DJ Bruce Morrow--Cousin Brucie to listeners--sits in his West Village townhouse. It’s decidely 1950s—a curvy, lighted jukebox is in one corner; a toddler’s antique metal car with pedals is in another; on a sideboard table there’s a wax replica of a retro malt shop meal—french fries, hamburger and milkshake. Morrow is tall and welcoming, and his voice resonates as if he’s on the radio as talks about his new book Doo Wop: The Music, the Times, the Era

You play R&B, ’50s rock and ‘60s rock on your show. Of all the music, why highlight doo wop in a book?

This was at the transition of pop—a short period between Vic Damone and rock ’n’ roll. I’ve always been enamored of the human voice as an instrument.
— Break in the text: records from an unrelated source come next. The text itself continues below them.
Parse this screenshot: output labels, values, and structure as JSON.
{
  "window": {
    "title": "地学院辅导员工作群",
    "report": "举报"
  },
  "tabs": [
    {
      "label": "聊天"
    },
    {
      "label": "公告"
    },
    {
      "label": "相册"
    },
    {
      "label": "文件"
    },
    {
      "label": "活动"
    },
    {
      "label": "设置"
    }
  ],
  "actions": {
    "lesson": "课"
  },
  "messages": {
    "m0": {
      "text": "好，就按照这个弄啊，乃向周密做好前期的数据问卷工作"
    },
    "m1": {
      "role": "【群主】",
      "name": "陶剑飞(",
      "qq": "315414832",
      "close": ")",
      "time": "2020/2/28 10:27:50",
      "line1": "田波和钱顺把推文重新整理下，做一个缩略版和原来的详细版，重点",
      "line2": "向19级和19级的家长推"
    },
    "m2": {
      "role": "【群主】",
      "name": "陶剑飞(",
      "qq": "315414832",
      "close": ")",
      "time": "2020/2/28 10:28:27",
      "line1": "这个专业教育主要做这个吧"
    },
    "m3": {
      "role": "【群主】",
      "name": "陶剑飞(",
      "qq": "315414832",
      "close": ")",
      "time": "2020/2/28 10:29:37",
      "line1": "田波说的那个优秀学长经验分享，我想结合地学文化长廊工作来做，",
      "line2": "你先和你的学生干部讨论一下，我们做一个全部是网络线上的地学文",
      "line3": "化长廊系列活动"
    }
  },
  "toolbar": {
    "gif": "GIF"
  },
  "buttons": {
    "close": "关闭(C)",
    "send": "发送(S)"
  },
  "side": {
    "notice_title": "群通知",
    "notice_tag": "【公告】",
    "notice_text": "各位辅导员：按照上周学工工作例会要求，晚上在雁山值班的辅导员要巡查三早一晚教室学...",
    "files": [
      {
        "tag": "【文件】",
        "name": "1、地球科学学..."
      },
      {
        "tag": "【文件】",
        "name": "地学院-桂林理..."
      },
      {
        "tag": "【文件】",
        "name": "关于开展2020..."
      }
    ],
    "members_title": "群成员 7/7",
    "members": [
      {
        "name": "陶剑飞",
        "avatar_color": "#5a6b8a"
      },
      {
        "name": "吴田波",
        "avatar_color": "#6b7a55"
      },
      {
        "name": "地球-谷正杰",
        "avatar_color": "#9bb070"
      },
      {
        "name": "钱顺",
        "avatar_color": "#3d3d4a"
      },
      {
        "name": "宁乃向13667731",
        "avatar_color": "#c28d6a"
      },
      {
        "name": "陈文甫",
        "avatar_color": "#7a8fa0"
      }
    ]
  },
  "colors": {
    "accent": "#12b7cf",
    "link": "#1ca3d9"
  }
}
When I agreed to do this book on doo wop music, I realized that it has to be more than the music, it has to be the culture and history of the era.
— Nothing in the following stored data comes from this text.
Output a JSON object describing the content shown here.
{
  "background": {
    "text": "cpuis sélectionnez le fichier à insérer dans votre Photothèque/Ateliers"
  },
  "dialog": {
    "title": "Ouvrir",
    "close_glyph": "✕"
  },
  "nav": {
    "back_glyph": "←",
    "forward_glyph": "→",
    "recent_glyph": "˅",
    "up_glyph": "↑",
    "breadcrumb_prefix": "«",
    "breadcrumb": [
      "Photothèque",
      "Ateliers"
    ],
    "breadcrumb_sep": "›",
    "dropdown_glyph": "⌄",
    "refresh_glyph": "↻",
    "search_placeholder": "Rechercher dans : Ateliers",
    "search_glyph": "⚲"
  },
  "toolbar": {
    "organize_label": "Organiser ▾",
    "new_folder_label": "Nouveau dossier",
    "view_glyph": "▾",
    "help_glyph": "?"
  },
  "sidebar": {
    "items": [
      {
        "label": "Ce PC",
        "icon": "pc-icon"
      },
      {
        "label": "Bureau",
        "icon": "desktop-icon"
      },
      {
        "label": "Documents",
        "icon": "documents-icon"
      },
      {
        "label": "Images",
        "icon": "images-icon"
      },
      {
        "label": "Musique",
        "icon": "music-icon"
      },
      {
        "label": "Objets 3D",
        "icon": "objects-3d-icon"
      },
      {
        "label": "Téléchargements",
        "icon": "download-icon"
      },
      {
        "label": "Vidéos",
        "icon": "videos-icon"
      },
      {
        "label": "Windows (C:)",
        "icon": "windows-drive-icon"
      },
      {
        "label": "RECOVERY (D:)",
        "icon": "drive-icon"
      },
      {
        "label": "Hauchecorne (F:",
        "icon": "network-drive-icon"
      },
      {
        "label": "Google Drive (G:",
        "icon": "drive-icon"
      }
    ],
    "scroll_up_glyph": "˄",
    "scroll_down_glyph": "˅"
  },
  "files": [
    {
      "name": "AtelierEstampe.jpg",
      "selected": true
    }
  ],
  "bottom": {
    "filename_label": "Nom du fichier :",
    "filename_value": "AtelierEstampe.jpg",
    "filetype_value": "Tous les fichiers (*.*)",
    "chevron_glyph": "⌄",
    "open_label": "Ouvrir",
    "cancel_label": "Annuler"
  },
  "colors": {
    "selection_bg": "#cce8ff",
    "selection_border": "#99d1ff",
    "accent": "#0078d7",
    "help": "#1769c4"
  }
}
How would you define doo wop?

Doo wop is a salad bowl of music: it has a huge amount of gospel, as well as elements of the blues, r&b, soul, jazz, and rock ‘n’ roll. Vocal harmony is the most important part of it—beginning with the Mills Brothers, the Ink Spots, the Platters. The idea of this kind of harmonizing developed basically because of lack of funds for instruments. You listen to the records, and you think there’s an orchestra there—the voices are just that rich. Doo wop got it’s name from the bass line of the music.

What is doo wop style?

Think of fast cars, tailfins and lights on the jukebox. The 45 rpm, the jukebox, the transistor radio—all these were developed for and marketed to young people and they all meant freedom, freedom of movement. It was rebellious.
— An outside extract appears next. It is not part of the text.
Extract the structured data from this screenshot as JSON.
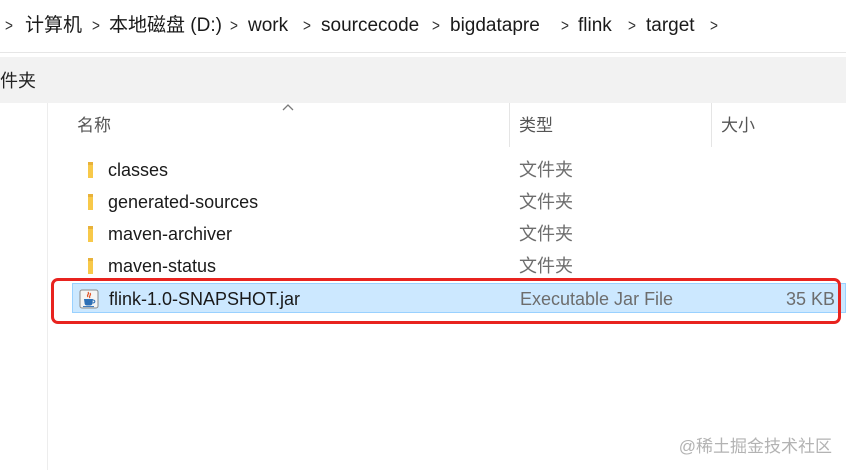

Though to the ears of many people today, doo wop doesn’t sound rebellious.

Compare doo wop to the popular music of the time—Fred Astaire, Doris Day, Mills Brothers. Nothing dangerous, nothing that would challenge anyone. In the 1950s, there was racial tension, political strife, financial strife, McCarthyism. Doo wop was gentle in the beginning, but in the late1950s it changed. Dion and The Belmonts came on the scene. Dion had the black blues experience, but was brought up in the Bronx.

Why is there is a great nostalgia for doo wop?

People need something to hang their hat on, and we are in a world of change, everything is changing very quickly. The generation that has the money today—that of the 50s and 60s—wants comfort food. We tend to go to the same restaurant, sit in the same seats, and order the same thing. Habit is comfort. The music we grew up with is very comfortable for us.

How has pop music changed since then?

The difference of course is the enhancement of the human voice by computers. It was different with doo wop—those were the voices, with all the imperfections. I still want to hear the natural voice. Of course, I still hear doo wop influences in today’s music.

Even, say, in hip hop?

Sure, some. Music has always reflected society. Today’s music is angrier than doo wop, which was about love. Both hip hop and doo wop are the music of the streets—but the streets have changed.